À cet instant, une jeune femme non loin éclata : « Pourquoi nous, les femmes, sommes-nous exclues ? Quand il y a du bon, c'est pour vous les hommes, est-ce que nous, les femmes, on ne peut pas se battre ? »
Dès qu'elle eut parlé, le silence tomba partout.

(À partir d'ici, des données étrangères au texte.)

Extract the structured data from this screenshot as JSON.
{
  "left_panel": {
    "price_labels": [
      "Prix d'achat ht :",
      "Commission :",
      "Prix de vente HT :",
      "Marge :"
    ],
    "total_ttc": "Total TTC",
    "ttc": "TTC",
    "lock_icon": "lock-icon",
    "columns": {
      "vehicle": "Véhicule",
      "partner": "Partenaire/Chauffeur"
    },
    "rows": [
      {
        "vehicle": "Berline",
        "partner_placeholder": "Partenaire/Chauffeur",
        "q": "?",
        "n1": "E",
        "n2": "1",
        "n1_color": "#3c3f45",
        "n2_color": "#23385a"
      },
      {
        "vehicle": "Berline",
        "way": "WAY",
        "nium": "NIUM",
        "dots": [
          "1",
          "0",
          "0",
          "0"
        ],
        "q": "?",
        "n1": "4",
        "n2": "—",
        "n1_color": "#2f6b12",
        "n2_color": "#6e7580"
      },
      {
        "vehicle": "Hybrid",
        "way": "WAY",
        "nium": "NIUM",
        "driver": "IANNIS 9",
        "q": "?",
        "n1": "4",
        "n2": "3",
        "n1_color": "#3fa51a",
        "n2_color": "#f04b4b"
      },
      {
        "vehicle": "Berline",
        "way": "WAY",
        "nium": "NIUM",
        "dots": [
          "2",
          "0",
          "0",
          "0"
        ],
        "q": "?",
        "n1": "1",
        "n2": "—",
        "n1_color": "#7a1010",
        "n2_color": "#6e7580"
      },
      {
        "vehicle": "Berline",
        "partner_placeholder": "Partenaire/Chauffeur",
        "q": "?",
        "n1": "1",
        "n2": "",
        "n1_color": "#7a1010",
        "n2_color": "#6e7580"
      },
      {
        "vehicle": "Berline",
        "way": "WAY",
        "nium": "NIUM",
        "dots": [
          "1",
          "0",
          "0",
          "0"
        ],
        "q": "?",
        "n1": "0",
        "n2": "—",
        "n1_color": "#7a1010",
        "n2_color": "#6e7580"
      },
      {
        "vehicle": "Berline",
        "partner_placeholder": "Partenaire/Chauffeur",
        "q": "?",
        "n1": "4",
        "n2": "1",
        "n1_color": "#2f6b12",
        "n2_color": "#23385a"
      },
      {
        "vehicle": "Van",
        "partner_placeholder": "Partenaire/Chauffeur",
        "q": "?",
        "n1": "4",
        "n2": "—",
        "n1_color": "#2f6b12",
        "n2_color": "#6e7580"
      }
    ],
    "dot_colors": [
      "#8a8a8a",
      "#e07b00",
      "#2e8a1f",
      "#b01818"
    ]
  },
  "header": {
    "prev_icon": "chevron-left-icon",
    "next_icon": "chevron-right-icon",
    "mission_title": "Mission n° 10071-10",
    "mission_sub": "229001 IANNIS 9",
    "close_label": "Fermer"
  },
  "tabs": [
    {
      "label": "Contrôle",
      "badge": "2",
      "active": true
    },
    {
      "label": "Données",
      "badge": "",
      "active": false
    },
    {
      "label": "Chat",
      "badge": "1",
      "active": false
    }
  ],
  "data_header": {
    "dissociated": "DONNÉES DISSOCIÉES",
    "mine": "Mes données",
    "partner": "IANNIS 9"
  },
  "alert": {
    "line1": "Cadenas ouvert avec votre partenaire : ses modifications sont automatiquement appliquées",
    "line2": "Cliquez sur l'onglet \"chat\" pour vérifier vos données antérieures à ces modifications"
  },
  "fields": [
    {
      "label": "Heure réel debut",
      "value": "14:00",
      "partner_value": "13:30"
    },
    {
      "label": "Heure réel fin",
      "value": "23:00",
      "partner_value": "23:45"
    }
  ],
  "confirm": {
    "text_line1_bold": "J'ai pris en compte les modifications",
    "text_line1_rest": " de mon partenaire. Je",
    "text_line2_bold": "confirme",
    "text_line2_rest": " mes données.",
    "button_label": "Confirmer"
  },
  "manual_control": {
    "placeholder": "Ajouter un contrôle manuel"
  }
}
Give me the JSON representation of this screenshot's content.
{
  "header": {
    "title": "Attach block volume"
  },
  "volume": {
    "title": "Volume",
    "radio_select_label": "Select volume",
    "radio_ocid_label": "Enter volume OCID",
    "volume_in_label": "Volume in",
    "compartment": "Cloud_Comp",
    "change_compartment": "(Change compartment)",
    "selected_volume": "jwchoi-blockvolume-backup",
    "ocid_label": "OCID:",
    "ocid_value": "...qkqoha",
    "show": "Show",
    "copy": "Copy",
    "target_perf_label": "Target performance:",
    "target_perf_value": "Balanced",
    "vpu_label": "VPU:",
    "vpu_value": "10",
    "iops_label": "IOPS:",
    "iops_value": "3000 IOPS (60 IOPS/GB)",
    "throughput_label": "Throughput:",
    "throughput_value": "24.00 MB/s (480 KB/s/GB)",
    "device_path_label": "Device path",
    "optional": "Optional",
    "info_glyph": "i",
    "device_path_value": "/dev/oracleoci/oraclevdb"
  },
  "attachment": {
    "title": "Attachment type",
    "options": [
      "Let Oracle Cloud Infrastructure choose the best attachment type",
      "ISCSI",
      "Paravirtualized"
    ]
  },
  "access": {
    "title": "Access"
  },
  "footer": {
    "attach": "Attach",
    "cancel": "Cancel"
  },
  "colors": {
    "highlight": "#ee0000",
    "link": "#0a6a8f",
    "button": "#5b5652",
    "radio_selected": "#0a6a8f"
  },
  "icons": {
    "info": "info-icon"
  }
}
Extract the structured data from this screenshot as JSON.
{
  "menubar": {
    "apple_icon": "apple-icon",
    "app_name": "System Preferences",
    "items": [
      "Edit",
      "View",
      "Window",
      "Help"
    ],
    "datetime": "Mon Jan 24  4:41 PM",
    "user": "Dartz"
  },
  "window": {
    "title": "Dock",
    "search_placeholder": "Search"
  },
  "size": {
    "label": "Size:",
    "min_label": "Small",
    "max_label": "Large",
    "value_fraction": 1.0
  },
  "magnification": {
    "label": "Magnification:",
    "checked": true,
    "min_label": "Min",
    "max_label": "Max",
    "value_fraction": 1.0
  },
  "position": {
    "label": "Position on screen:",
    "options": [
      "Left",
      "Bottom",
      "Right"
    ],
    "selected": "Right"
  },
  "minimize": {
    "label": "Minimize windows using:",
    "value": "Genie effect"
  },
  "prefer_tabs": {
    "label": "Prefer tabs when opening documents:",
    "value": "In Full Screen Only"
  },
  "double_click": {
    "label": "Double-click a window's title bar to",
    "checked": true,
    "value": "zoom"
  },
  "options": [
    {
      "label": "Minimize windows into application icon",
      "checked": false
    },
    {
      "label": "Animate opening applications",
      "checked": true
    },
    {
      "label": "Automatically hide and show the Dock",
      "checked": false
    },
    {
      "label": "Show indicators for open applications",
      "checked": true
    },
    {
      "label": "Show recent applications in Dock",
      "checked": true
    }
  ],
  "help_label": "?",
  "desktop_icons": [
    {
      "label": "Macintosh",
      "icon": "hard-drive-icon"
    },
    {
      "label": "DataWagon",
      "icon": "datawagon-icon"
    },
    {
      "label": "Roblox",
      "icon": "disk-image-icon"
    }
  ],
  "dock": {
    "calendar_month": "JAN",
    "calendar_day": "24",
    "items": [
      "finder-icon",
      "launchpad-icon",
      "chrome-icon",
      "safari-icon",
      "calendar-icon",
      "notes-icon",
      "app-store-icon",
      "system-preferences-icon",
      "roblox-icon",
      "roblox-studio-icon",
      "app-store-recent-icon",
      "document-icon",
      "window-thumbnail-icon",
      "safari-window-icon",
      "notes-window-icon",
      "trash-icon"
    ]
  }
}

La jeune femme crut que ses paroles avaient porté, mais en regardant autour d'elle, non seulement il n'y avait aucune approbation dans les yeux des autres femmes, mais elles s'écartèrent même d'elle instinctivement.
Rancœur et peur montèrent en elle en même temps.
Mais avant qu'elle ne puisse rouvrir la bouche, une détonation nette fit tressaillir tout le monde.
« Bang. »
He Jie tourna la tête, ne daigna même pas regarder la femme qui s'effondrait au sol, et ricanait férocement : « Faire du grabuge devant moi, tu crois que ce que je porte entre les jambes c'est un tisonnier ? »
Tous les doutes précédents s'évanouirent instantanément.
Ce n'est qu'alors qu'ils se rappelèrent que la partie adverse n'était plus l'armée régulière d'avant l'apocalypse, mais une force armée d'après l'apocalypse.
Lorsqu'ils avaient été capturés, trois personnes avaient été tuées net !
Sous le balayage du regard de He Jie, tout le monde baissa la tête de peur.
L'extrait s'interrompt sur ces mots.